In den Kommunen sind PV-Anlagen auf kommunalen Gebäuden bereits vorhanden. Auf dem Dach des neu sanierten Sport- und Freizeitzentrums Beeskow wurde der erste Teil einer Solaranlage installiert und in Betrieb genommen. Der Zweite Teil wird voraussichtlich Anfang 2016 errichtet. Im Jahr 2014 wurde eine Anlage ist auf einem Erweiterungsbau der „Grundschule an der Stadtmauer“ in Beeskow installiert. Der Strom wird direkt in das Netz der Grundschule eingespeist.  Storkow(Mark) möchte gern das Dach einer neuen Turnhalle an einen Investor verpachten, hat aber bisher keinen geeigneten gefunden. Friedland  will prüfen, ob es möglich ist eine PV-Anlage auf dem Dach der Grundschule zu installieren. Weitere Objekte die untersucht werden sollen, sind die Grundschulen Görzig und Fünfeichen sowie das Rathaus von Rietz-Neuendorf.

 

European Energy Award – Stadt Beeskow

 

Der European Energy Award ist ein Qualitätsmanagementsystem und Zertifizierungsverfahren für Energie- und Klimaschutzpolitik, bei welchem alle kommunalen Handlungsfelder analysiert werden um Verbesserungspotentiale zu finden.

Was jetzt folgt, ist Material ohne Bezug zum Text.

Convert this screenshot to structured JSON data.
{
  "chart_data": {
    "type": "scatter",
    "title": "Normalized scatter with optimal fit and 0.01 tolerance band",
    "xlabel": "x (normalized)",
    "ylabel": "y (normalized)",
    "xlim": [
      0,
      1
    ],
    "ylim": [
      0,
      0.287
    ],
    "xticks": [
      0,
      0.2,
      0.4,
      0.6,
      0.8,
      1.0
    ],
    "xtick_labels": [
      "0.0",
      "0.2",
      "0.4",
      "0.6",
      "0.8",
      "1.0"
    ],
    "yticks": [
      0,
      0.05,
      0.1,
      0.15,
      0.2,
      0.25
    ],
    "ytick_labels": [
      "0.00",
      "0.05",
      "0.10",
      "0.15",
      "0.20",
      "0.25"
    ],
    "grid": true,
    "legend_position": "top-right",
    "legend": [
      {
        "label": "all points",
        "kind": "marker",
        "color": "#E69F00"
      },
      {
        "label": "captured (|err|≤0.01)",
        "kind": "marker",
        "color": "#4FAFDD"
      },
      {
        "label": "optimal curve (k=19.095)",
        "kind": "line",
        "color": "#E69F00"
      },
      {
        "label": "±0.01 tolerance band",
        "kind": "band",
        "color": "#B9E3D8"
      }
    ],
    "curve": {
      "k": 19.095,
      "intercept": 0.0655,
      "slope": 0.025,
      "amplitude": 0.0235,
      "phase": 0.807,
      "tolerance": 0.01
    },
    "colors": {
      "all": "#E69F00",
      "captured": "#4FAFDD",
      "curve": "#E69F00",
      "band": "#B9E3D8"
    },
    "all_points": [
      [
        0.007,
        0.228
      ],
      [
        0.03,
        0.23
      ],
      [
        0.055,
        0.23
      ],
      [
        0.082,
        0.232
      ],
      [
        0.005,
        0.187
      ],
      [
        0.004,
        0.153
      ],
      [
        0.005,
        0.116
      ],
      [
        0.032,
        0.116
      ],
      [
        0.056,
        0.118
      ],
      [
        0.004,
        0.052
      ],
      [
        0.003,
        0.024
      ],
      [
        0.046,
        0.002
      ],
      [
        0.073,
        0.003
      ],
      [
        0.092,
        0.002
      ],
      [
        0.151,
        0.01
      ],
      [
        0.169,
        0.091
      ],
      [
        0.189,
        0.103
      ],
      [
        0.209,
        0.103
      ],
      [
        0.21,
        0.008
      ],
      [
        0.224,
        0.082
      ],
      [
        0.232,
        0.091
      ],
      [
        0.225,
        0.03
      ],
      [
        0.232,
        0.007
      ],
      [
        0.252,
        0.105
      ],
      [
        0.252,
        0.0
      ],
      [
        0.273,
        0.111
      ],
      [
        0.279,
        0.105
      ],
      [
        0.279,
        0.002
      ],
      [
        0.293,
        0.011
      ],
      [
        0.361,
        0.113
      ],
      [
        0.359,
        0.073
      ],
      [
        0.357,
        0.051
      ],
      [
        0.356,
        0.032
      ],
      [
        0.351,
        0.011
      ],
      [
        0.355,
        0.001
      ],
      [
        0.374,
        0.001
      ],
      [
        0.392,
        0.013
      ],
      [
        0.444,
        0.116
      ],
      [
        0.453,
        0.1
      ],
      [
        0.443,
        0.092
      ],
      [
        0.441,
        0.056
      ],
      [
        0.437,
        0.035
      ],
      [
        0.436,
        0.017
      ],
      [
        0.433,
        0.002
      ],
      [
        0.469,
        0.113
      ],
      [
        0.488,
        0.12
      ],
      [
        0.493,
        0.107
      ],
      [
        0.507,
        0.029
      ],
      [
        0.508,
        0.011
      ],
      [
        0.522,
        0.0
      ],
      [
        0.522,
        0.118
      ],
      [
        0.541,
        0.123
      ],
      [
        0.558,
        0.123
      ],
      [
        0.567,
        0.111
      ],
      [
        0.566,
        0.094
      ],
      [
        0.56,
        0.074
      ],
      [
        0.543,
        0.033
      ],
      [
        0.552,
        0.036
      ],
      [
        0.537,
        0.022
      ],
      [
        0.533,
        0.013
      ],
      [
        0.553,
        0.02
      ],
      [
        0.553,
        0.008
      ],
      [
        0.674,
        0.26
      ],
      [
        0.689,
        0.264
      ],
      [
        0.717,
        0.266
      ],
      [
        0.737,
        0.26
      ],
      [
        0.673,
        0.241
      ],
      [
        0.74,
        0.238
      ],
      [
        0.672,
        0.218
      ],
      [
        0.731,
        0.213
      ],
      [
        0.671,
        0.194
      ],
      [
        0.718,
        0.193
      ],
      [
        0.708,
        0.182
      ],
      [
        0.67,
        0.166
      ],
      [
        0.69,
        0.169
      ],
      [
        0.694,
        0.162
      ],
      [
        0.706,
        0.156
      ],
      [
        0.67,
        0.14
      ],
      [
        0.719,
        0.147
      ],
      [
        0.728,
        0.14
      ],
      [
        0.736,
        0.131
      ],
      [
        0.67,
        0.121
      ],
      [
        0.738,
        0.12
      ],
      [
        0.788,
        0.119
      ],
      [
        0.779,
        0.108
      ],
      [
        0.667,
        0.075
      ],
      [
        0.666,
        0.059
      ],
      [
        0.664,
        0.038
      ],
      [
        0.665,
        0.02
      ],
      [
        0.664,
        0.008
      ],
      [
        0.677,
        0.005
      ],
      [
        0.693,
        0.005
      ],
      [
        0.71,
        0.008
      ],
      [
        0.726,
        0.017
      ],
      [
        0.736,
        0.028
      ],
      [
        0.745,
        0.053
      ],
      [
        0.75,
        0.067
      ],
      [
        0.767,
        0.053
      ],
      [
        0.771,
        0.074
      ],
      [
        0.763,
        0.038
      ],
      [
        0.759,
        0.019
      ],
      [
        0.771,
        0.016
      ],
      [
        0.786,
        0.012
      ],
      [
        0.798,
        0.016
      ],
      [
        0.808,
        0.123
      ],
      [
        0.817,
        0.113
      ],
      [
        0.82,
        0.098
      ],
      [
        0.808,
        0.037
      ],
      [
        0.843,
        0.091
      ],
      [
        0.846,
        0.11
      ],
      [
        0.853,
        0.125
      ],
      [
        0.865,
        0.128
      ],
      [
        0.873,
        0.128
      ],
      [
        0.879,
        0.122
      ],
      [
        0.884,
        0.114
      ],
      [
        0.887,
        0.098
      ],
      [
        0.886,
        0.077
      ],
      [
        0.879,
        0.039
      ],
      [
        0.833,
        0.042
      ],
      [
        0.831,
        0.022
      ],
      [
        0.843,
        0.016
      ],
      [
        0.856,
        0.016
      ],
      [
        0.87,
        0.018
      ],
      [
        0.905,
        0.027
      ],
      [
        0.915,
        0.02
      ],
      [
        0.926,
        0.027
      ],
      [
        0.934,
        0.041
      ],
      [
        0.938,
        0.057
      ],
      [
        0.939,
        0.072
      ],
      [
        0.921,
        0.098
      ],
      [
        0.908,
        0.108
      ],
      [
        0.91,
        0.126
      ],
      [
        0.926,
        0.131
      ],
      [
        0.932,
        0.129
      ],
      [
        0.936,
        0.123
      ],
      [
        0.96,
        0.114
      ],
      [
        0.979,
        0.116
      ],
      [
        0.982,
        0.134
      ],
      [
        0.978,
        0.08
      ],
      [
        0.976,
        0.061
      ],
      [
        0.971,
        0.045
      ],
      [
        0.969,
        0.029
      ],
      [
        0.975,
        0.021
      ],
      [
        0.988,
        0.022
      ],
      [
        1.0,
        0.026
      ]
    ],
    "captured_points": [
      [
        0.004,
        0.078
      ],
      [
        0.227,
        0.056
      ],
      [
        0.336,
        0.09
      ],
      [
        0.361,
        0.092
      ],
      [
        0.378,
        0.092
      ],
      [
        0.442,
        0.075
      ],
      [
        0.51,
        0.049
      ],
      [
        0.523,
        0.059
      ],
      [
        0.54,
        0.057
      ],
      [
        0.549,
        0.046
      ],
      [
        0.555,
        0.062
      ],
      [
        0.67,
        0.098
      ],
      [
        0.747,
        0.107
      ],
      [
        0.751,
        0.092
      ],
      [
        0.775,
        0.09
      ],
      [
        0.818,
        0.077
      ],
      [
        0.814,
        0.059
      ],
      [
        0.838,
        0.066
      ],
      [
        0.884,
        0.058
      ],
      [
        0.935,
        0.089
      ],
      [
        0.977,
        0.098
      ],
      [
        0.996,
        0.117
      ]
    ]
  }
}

Die Stadt Beeskow hatte im Jahr 2013 einen Förderantrag zur Umsetzung des European Energy Award gestellt. 2014 erhielt die Stadt einen positiven Zuwendungsbescheid, hat eine IST-Analyse durchgeführt und mittlerweile ein Maßnahmenpaket beschlossen. Der Start in die Zertifizierungsphase erfolgt voraussichtlich im 1. Quartal 2016. Die Stadt Beeskow ist die erste Brandenburger Kommune, welche am European Energy Award teilnimmt.

 

Projekt BAUM (Bewertung von Agrar-Umwelt-Maßnahmen)

 

Im Rahmen erwarteter Klimaänderungen wird mit einer Zunahme lokaler Starkregenereignisse und mit längeren Trockenperioden in Brandenburg gerechnet. Solche Änderungen in der Verteilung und Stärke von Niederschlägen sowie im Wasserdargebot können gravierende Auswirkungen auf den Boden- und Landschaftswasserhaushalt, auf Ernteerträge und auf die Gewässergüte haben. Das Projekt BAUM soll ein seriöses, detailliertes Bild des regionalen Klimawandels entwickeln. Das Projekt konzentriert sich auf dynamische Aspekte und Phänomene des Klimawandels, d.h. auf die Bedingungen für Klima- und Wetteranomalien und ihre Indikatoren, auf deren kurz- und mittelfristige qualitative Vorhersage, und auf die Wirksamkeit und Bewertung möglicher Anpassungsmaßnahmen auf landwirtschaftlichen Flächen. Beeskow ist hier ein Partner im Projekt, welches vom Leibniz-Institut für Gewässerökologie und Binnenfischerei (IGB) geleitet wird.